Wednesday, October 8, 2008
What does the economy mean for us entrepreneurs anyway? An entrepreneurs perspective...
There's been a lot of talk about what this economy means for entrepreneurs here in the Valley and throughout the world. Let me start by saying that it doesn't bother me at all. In fact, I embrace it!
For all of you young entrepreneurs who weren't with us during the dotcom bust of the early millenium, you may be a bit apprehensive about what we're in for. But I say, fear not. For two main reasons. The first is short term while the second is a bit longer term.
In the short term... meaning throughout the end of this year, there's lots of money still being spent in the valley. Last year was another banner year for VC funds. In fact, the first two quarters of '08 already have outpaced '07 (see image above) from a money raising perspective. While that trend certainly won't continue through this quarter and next (and beyond), that money still needs to be spent. After all, it's not going to do those VC's any good to sit on all of it.
In the long term - there are quite a few more reasons why this is good for us. Ever since following the companies who pulled through the last downturn and also educating myself with some great articles I saw over the last half year (Inc. magazine for one, here), I've realized that one of the most promising times to start a new venture can be during a downturn. Why?

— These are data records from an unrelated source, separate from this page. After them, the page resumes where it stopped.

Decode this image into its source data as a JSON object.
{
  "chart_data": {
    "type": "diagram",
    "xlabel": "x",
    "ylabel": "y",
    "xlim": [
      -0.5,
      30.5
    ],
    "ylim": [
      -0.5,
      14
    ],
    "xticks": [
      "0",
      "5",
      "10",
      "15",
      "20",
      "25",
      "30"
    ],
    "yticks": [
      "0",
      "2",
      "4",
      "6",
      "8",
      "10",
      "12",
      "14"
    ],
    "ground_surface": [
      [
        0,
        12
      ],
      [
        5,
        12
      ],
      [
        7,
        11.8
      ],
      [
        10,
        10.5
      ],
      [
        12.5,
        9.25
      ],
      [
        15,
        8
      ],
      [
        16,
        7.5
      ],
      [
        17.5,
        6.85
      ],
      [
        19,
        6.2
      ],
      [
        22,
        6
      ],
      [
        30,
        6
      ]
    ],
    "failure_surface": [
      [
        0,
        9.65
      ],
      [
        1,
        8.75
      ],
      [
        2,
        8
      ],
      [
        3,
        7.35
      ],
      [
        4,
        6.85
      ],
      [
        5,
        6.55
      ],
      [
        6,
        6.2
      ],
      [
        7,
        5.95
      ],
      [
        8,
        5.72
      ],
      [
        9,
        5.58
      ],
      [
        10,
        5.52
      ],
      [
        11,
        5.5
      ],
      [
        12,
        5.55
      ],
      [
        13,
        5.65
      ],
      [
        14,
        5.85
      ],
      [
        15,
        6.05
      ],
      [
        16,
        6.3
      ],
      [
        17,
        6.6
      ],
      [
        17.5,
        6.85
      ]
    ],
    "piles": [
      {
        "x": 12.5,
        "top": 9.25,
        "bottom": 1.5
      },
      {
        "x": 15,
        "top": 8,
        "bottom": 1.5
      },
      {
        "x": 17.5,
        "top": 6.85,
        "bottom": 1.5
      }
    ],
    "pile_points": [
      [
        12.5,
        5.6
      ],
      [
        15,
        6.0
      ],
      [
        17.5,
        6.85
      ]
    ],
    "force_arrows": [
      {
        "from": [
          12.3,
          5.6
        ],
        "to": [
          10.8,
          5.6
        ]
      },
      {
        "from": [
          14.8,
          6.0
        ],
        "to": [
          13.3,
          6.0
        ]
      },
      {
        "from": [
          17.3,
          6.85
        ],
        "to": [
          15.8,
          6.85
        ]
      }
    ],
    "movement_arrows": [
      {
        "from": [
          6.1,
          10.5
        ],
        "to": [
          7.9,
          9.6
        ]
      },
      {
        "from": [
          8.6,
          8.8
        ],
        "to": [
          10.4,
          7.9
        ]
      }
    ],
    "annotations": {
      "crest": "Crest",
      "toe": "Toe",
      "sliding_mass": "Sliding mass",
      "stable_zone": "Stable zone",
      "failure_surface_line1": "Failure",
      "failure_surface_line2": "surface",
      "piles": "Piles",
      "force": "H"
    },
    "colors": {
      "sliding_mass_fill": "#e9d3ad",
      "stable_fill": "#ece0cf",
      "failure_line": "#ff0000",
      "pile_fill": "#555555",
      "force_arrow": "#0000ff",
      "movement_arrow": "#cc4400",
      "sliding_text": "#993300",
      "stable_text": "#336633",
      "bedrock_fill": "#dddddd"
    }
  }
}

1) First of all, you can kiss some competition goodbye. In a tight market you'll see less people willing to take a risk, leave their comfortable job, and jump into the uncertainties of starting a company. And you'll see more people who were half assing a startup or doing it as a part time endeavor, just give up. So, very happily, I'm hoping we see less of those "twitter for basketball" companies throw a website up and get funding. It's natural selection. And I like it.
2) With less competition, hiring good people will be that much easier. Less opportunities for those brilliant people out there. And you should always be looking for brilliant people. People better than you. What HR department wouldn't embrace a time like this? That is, as long as they're not downsizing. And if you're a well run startup. Or an early stage one, you shouldn't have enough employees to even think about downsizing.
3) The companies who have already raised and spent their money will find it harder to raise and spend more if they're not proving their worth. So if you're one of those companies - well, it's time to get your act together.
4) Getting funded on an idea and some users won't cut it anymore. If web 1.0 was about eyeballs, web 2.0 is certainly about users. Up until recently (and probably still), if you had users, you were getting money. I think we're going to see that angle dry up. Now it's going to be about a business model. About sustainability. And about making money or the potential to make money.
5) You learn to be frugal. This is a great learning experience because you value the money that people give you to build a successful business. No wasted money on employees you don't need, PR you don't need, office space you don't need, and t-shirts you don't need. You make things work and pour more time and energy into becoming successful. You're more calculated and focused. You do things for a reason. It's the way a business should be built - the good old fashioned way.
6) I've always thought that regardless of the economy, if you have a good business, you'll get your money. If you're providing a tangible value to people and you have a way to generate revenue from that, you'll be able to leverage that into funding.
So maybe you work a little harder, eat a little less, and sleep fewer hours. But if you're passionate about your idea, don't let a hiccup (or a total choke) in the economy get you down. There are plenty of history lessons about companies flying high through a recession. And there's no reason you can't be one of them.